С другой стороны, в биологической науке распространились идеи Чарльза Дарвина об эволюции, наследуемых признаках, роли естественного отбора и происхождении человека от обезьяны. Это привело к некоторым успехам в разведении домашних животных и породило среди биологов надежду на новые возможности борьбы с наследственными и иными заболеваниями, а в конечном счете на «улучшение породы» человека. В науке эта надежда и эти идеи получили название «евгеника».

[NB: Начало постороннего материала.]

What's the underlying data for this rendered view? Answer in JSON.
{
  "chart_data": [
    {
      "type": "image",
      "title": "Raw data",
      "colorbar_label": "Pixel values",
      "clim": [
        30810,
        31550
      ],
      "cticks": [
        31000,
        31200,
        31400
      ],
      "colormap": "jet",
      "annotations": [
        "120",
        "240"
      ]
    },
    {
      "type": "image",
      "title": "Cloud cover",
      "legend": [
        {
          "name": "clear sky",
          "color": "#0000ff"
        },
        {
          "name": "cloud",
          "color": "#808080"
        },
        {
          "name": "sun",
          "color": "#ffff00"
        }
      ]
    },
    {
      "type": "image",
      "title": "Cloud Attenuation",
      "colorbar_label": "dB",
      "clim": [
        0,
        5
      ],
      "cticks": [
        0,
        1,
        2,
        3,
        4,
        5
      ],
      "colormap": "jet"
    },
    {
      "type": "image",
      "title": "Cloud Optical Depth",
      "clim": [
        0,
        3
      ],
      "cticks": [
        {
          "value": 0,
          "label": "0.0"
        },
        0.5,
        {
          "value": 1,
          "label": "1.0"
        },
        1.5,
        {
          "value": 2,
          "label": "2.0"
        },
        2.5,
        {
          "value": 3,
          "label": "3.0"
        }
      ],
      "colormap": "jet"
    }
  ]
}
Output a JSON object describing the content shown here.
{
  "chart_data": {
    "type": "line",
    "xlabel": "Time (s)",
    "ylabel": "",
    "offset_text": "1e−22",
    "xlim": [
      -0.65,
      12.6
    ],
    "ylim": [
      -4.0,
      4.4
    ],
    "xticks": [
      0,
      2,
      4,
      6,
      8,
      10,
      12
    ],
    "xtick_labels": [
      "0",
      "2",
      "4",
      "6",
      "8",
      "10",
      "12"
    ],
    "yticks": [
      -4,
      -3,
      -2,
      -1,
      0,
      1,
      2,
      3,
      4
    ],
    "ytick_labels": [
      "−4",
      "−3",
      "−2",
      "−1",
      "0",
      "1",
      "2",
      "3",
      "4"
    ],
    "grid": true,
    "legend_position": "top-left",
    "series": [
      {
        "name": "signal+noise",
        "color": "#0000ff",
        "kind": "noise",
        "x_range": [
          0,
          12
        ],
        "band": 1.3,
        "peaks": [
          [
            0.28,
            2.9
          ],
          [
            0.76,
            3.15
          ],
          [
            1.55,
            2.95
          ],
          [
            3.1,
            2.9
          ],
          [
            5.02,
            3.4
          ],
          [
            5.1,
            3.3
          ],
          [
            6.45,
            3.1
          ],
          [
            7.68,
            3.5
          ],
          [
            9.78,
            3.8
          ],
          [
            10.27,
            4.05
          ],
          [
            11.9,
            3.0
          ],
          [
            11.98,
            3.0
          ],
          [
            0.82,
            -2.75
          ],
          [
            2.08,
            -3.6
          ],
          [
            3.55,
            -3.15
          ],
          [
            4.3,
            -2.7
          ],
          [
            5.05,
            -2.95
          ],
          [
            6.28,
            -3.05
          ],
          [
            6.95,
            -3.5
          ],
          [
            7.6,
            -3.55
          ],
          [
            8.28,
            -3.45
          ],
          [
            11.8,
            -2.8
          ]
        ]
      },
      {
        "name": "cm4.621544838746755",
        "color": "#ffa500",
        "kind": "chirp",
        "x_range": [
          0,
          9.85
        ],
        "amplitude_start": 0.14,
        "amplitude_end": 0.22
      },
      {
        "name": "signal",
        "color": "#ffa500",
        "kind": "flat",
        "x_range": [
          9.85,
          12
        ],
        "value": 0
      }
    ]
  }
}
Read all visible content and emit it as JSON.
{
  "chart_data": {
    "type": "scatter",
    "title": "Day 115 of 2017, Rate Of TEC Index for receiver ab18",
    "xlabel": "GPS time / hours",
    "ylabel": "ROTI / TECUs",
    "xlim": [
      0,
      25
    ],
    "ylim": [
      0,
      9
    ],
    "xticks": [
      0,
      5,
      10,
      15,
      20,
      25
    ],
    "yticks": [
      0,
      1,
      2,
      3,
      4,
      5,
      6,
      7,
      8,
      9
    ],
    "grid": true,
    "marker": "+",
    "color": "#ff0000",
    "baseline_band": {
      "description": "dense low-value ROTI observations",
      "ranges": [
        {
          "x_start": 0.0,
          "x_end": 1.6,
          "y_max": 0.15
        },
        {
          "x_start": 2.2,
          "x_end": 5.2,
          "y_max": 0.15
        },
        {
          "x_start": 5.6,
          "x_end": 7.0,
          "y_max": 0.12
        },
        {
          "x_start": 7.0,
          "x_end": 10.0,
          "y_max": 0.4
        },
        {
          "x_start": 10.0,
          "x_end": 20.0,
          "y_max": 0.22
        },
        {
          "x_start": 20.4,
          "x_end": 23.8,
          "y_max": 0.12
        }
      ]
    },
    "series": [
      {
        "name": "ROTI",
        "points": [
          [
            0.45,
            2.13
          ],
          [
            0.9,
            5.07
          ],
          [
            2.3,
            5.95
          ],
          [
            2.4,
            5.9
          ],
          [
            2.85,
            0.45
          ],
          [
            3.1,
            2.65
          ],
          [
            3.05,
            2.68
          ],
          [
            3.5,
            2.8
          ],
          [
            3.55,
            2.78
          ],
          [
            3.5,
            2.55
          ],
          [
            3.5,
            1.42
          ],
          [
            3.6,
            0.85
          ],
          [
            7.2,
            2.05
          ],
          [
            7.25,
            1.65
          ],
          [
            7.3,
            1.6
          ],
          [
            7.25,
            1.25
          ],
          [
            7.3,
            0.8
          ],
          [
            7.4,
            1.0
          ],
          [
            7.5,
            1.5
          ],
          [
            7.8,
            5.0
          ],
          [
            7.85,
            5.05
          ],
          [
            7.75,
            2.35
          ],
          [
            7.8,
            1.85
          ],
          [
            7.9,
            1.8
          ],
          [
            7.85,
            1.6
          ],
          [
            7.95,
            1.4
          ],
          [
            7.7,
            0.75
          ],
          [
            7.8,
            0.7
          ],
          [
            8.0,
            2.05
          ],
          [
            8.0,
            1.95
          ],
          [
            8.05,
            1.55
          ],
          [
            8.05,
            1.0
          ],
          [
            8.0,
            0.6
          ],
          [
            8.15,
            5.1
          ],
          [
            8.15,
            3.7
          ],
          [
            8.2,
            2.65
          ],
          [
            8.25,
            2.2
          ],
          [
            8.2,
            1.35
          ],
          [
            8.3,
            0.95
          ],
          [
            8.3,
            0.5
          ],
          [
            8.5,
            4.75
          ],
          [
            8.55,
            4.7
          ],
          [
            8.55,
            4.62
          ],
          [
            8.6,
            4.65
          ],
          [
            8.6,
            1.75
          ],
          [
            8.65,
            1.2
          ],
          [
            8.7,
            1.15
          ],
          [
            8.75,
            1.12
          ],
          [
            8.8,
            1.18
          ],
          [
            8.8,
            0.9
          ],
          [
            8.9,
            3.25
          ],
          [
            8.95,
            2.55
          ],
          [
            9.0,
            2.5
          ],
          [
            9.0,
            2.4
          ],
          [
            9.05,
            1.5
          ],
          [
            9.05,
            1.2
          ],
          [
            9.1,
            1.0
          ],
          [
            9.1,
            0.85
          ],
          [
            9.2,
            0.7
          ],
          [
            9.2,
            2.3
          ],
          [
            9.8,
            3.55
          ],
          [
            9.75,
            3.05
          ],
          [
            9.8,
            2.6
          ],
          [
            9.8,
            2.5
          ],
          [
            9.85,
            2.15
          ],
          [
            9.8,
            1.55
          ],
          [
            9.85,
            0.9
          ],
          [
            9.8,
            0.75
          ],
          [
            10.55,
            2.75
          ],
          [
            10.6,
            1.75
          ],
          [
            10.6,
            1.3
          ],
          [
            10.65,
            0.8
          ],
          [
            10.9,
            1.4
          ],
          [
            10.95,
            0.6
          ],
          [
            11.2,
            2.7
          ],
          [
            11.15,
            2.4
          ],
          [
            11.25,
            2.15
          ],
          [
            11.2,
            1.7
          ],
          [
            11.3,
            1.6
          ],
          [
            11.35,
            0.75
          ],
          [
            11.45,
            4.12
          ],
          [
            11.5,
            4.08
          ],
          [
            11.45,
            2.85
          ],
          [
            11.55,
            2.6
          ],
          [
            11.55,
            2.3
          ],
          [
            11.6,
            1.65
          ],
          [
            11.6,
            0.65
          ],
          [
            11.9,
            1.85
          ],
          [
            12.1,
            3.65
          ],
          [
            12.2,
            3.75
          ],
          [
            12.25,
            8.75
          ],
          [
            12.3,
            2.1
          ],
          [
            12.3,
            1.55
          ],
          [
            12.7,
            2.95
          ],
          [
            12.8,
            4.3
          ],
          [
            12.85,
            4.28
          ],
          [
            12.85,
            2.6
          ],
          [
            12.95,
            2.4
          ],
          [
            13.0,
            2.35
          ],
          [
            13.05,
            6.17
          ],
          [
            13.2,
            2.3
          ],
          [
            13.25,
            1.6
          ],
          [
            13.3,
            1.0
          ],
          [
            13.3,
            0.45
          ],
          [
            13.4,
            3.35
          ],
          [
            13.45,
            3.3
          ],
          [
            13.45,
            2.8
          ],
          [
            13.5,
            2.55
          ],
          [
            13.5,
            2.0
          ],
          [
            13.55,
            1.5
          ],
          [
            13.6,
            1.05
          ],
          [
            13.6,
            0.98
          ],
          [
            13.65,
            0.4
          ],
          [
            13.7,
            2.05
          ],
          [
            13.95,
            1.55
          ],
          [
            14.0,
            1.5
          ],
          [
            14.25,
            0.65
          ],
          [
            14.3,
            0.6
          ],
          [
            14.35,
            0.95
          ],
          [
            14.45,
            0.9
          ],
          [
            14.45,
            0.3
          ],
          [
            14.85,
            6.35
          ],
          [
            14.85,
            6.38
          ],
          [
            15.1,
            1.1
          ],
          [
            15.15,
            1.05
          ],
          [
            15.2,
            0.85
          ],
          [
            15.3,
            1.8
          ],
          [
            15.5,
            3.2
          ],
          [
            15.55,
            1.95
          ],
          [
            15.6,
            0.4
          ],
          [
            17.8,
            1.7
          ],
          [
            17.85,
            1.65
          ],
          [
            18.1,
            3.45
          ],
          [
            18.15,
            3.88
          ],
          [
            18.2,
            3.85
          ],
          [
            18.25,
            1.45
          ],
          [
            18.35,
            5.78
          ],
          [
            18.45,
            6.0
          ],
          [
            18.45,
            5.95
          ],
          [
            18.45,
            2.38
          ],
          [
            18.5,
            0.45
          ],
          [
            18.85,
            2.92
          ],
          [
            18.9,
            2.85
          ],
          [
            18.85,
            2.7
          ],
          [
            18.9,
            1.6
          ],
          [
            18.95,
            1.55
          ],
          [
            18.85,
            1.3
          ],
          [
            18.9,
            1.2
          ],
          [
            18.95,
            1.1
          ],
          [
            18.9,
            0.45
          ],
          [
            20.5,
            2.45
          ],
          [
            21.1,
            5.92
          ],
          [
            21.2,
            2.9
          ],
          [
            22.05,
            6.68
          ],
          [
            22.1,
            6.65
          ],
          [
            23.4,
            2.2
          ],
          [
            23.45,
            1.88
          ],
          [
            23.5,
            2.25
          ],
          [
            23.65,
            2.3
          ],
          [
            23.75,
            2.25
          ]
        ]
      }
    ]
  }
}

В 20-х годах поклонники идей Чернышевского (большевики) и евгенисты (биологи) оказались в опасной близости. Опасность заключалась в том, что «поклонники» превратились к тому времени в то, что коротко именуется советской властью. Нравственность, добро и зло она считала буржуазными и религиозными пережитками. И к тому же в конце гражданской войны находилась в расстроенных чувствах. Долгожданный рай не возник в результате пролетарской революции. Даже мировой пожар не удалось раздуть. Социализм, оказалось, нужно еще строить, еще кого-то побеждать, а значит, воевать. Тогда как население после четырех лет гражданской войны хотело просто жить. «Новый Человек» был, как сейчас сказали бы, очень востребован советской властью. Добавим, что большевики очень верили в науку.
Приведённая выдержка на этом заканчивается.